Zusätzlich zu den Schmerzen am Bewegungsapparat kämen dann oft noch Magen-Darm-Probleme, so Jansens Erfahrung. „Nicht selten nehmen Patienten eine FDM-Behandlung zum Anlass, ihre Lebensweise grundlegend umzustellen.“
Mit dem Fasziendistorsionsmodell Schmerzen behandeln
Die spezielle Behandlung wurde von dem amerikanischen Arzt Stephen Typaldos entwickelt. Typaldos hatte bei seinen Patienten trotz unterschiedlicher Beschwerden sechs stets wiederkehrende Muster in der Art erkannt, wie sie ihre Symptome beschrieben.
Daraus entwickelte Typaldos eine visuelle Schmerzdiagnostik, die die Gestik und Mimik des Patienten bestimmten Störungen seines Bindegewebes zuordnet, die sich wiederum durch bestimmte Handgriffe therapieren lassen.
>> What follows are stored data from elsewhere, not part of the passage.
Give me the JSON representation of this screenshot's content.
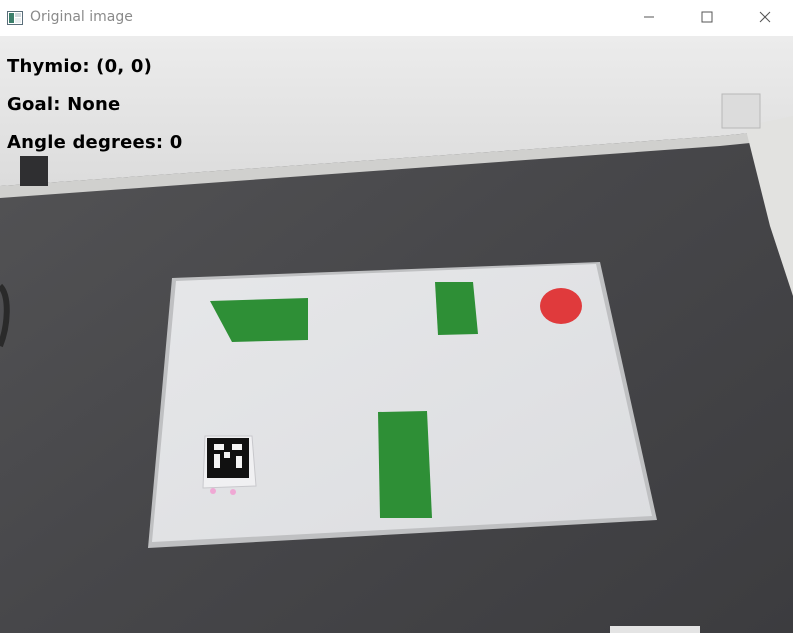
{
  "window": {
    "title": "Original image"
  },
  "overlay": {
    "thymio": "Thymio: (0, 0)",
    "goal": "Goal: None",
    "angle": "Angle degrees: 0"
  },
  "colors": {
    "floor": "#4a4a4c",
    "wall": "#e6e6e4",
    "board": "#e2e3e5",
    "obstacle": "#2e8f36",
    "goal_marker": "#e03a3c"
  },
  "icons": {
    "app": "window-app-icon",
    "minimize": "minimize-icon",
    "maximize": "maximize-icon",
    "close": "close-icon"
  }
}
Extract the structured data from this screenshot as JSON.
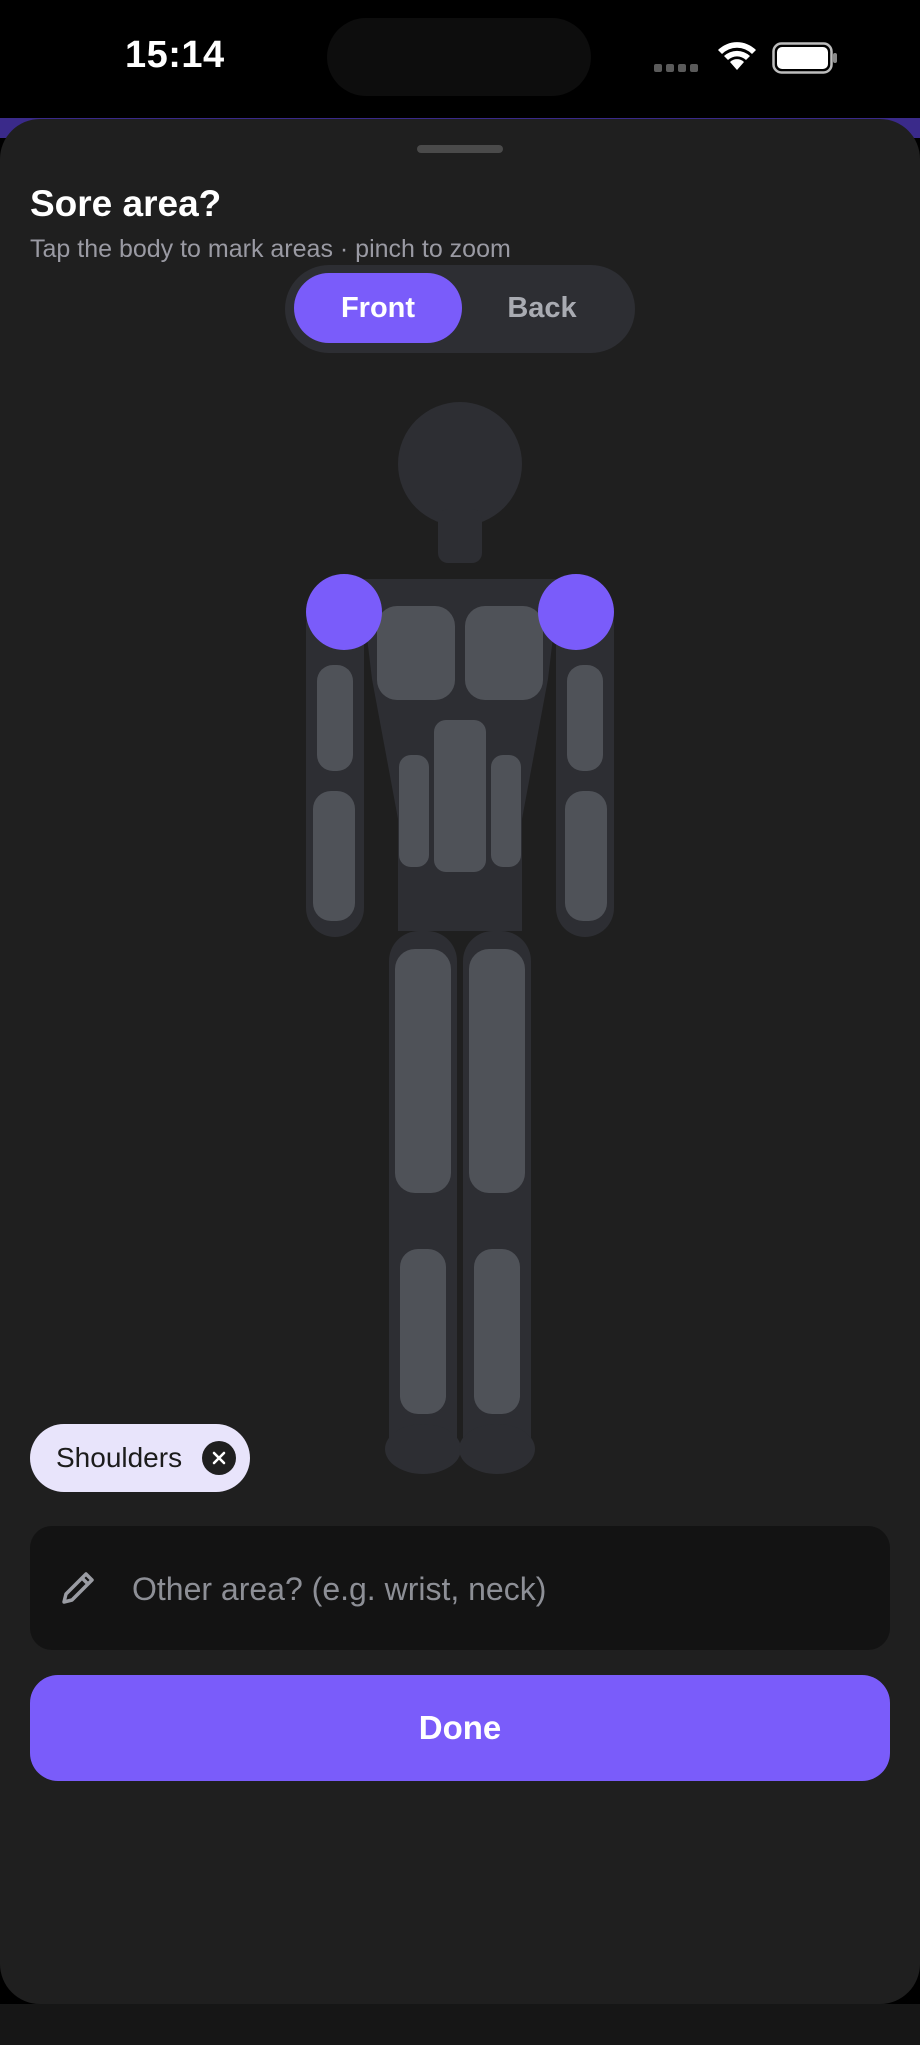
{
  "status_bar": {
    "time": "15:14"
  },
  "sheet": {
    "title": "Sore area?",
    "subtitle": "Tap the body to mark areas · pinch to zoom"
  },
  "view_toggle": {
    "front_label": "Front",
    "back_label": "Back",
    "selected": "Front"
  },
  "body_map": {
    "selected_regions": [
      "left-shoulder",
      "right-shoulder"
    ],
    "colors": {
      "selected": "#7a5cfa",
      "silhouette": "#2d2e33",
      "muscle": "#4f5258"
    }
  },
  "selected_chips": [
    {
      "label": "Shoulders"
    }
  ],
  "other_area": {
    "placeholder": "Other area? (e.g. wrist, neck)",
    "value": ""
  },
  "done_button": {
    "label": "Done"
  },
  "colors": {
    "accent": "#7a5cfa",
    "sheet_bg": "#1f1f1f",
    "chip_bg": "#e8e4fb"
  }
}
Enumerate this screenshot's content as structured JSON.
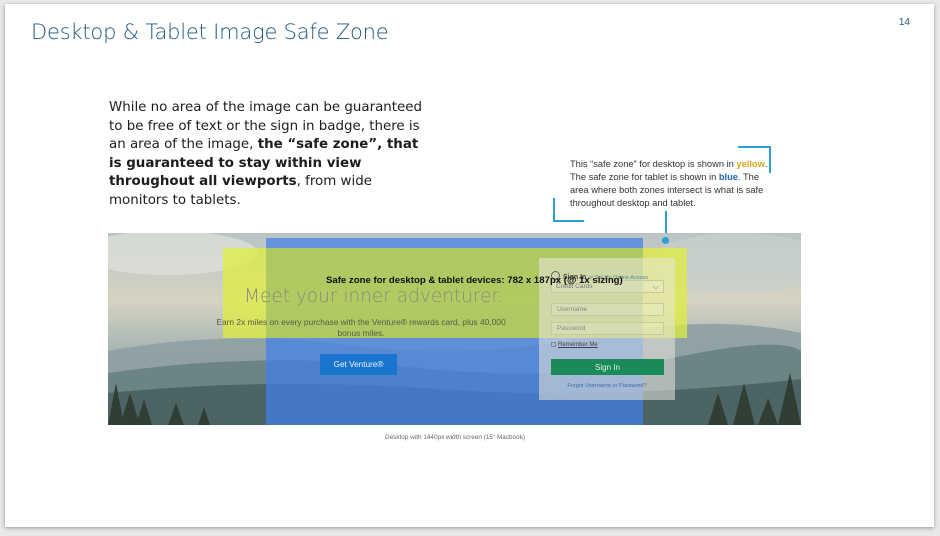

Das FDM wurde erstmals 1991 in den USA vorgestellt. Die gesetzlichen Kassen zahlen die Therapiekosten zwischen 45 und 120 Euro pro Sitzung bislang nicht.
Die Arbeitsgemeinschaft Interdisziplinäre Medizin der Medizinischen Hochschule Hannover führt Thomas Jansen vom OrthoCentrum Saale Bad Kissingen/Bad Neustadt als einen von zwei zertifizierten FDM-Therapeuten in der Region Main-Rhön.